Yay - got the 120 stars as Mario on SMG1 over the weekend. Now to get all of them as annoying slippery Luigi before I shell out for SMG2.


----------



## tommers (Nov 17, 2012)

Our 3 year old just deleted my wife's 61 star save game.

I left him alone for 2 minutes.


----------



## fen_boy (Nov 17, 2012)

I still have 241 stars on this and I cannot do the last one.  me and fen_child_major must have tried over 1000 times.


----------



## tommers (Nov 17, 2012)

241?!?!?!?  Fucking hell.  We were on world 6 and thought that was the last one.  How many are there?


----------



## tommers (Jan 1, 2013)

Super Mario Galaxy and how it saved my soul...

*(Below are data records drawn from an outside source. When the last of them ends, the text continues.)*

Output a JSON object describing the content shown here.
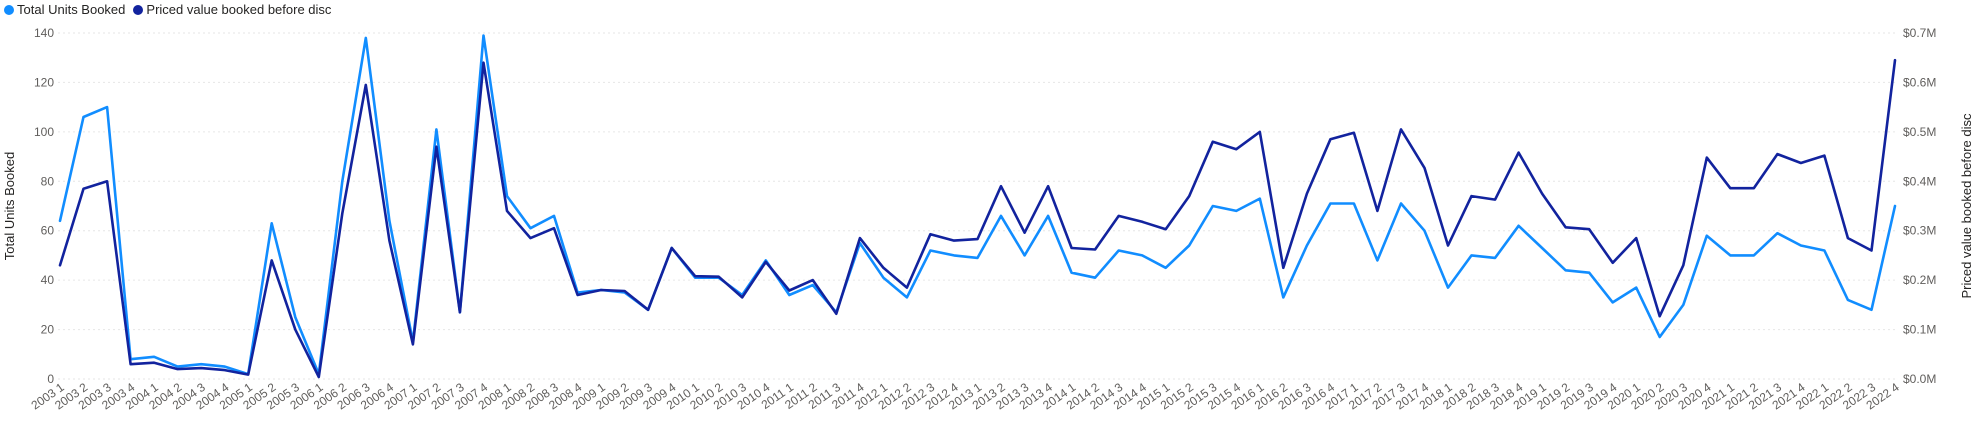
{
  "chart_data": {
    "type": "line",
    "title": "",
    "xlabel": "",
    "ylabel": "Total Units Booked",
    "y2label": "Priced value booked before disc",
    "ylim": [
      0,
      140
    ],
    "y2lim": [
      0,
      700000
    ],
    "yticks": [
      "0",
      "20",
      "40",
      "60",
      "80",
      "100",
      "120",
      "140"
    ],
    "y2ticks": [
      "$0.0M",
      "$0.1M",
      "$0.2M",
      "$0.3M",
      "$0.4M",
      "$0.5M",
      "$0.6M",
      "$0.7M"
    ],
    "grid": true,
    "legend_position": "top-left",
    "categories": [
      "2003 1",
      "2003 2",
      "2003 3",
      "2003 4",
      "2004 1",
      "2004 2",
      "2004 3",
      "2004 4",
      "2005 1",
      "2005 2",
      "2005 3",
      "2006 1",
      "2006 2",
      "2006 3",
      "2006 4",
      "2007 1",
      "2007 2",
      "2007 3",
      "2007 4",
      "2008 1",
      "2008 2",
      "2008 3",
      "2008 4",
      "2009 1",
      "2009 2",
      "2009 3",
      "2009 4",
      "2010 1",
      "2010 2",
      "2010 3",
      "2010 4",
      "2011 1",
      "2011 2",
      "2011 3",
      "2011 4",
      "2012 1",
      "2012 2",
      "2012 3",
      "2012 4",
      "2013 1",
      "2013 2",
      "2013 3",
      "2013 4",
      "2014 1",
      "2014 2",
      "2014 3",
      "2014 4",
      "2015 1",
      "2015 2",
      "2015 3",
      "2015 4",
      "2016 1",
      "2016 2",
      "2016 3",
      "2016 4",
      "2017 1",
      "2017 2",
      "2017 3",
      "2017 4",
      "2018 1",
      "2018 2",
      "2018 3",
      "2018 4",
      "2019 1",
      "2019 2",
      "2019 3",
      "2019 4",
      "2020 1",
      "2020 2",
      "2020 3",
      "2020 4",
      "2021 1",
      "2021 2",
      "2021 3",
      "2021 4",
      "2022 1",
      "2022 2",
      "2022 3",
      "2022 4"
    ],
    "series": [
      {
        "name": "Total Units Booked",
        "axis": "left",
        "color": "#118DFF",
        "values": [
          64,
          106,
          110,
          8,
          9,
          5,
          6,
          5,
          2,
          63,
          25,
          2,
          80,
          138,
          64,
          15,
          101,
          27,
          139,
          74,
          61,
          66,
          35,
          36,
          35,
          28,
          53,
          41,
          41,
          34,
          48,
          34,
          38,
          27,
          55,
          41,
          33,
          52,
          50,
          49,
          66,
          50,
          66,
          43,
          41,
          52,
          50,
          45,
          54,
          70,
          68,
          73,
          33,
          54,
          71,
          71,
          48,
          71,
          60,
          37,
          50,
          49,
          62,
          53,
          44,
          43,
          31,
          37,
          17,
          30,
          58,
          50,
          50,
          59,
          54,
          52,
          32,
          28,
          70
        ]
      },
      {
        "name": "Priced value booked before disc",
        "axis": "right",
        "color": "#12239E",
        "values": [
          230000,
          385000,
          400000,
          30000,
          33000,
          20000,
          22000,
          18000,
          9000,
          240000,
          100000,
          4000,
          335000,
          595000,
          280000,
          70000,
          470000,
          135000,
          640000,
          340000,
          285000,
          305000,
          170000,
          180000,
          178000,
          140000,
          265000,
          208000,
          207000,
          165000,
          237000,
          179000,
          200000,
          132000,
          285000,
          225000,
          185000,
          293000,
          280000,
          283000,
          390000,
          296000,
          390000,
          265000,
          262000,
          330000,
          318000,
          303000,
          370000,
          480000,
          465000,
          500000,
          225000,
          375000,
          485000,
          498000,
          340000,
          505000,
          427000,
          270000,
          370000,
          363000,
          458000,
          375000,
          307000,
          303000,
          235000,
          285000,
          127000,
          230000,
          448000,
          386000,
          386000,
          455000,
          437000,
          452000,
          285000,
          260000,
          645000
        ]
      }
    ]
  }
}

http://thebaneofqueequeg.blogspot.co.uk/2012/12/super-mario-galaxy-and-how-it-saved-my.html


----------



## fen_boy (Jan 3, 2013)

tommers said:


> 241?!?!?!? Fucking hell. We were on world 6 and thought that was the last one. How many are there?


 
Only just seen this. There are 7 worlds with 120 stars, but then you get to go through again looking for all the green stars with Luigi then once you're at 240 stars (and 9999 star bits) you unlock the grandmaster galaxy and there are two on that.


----------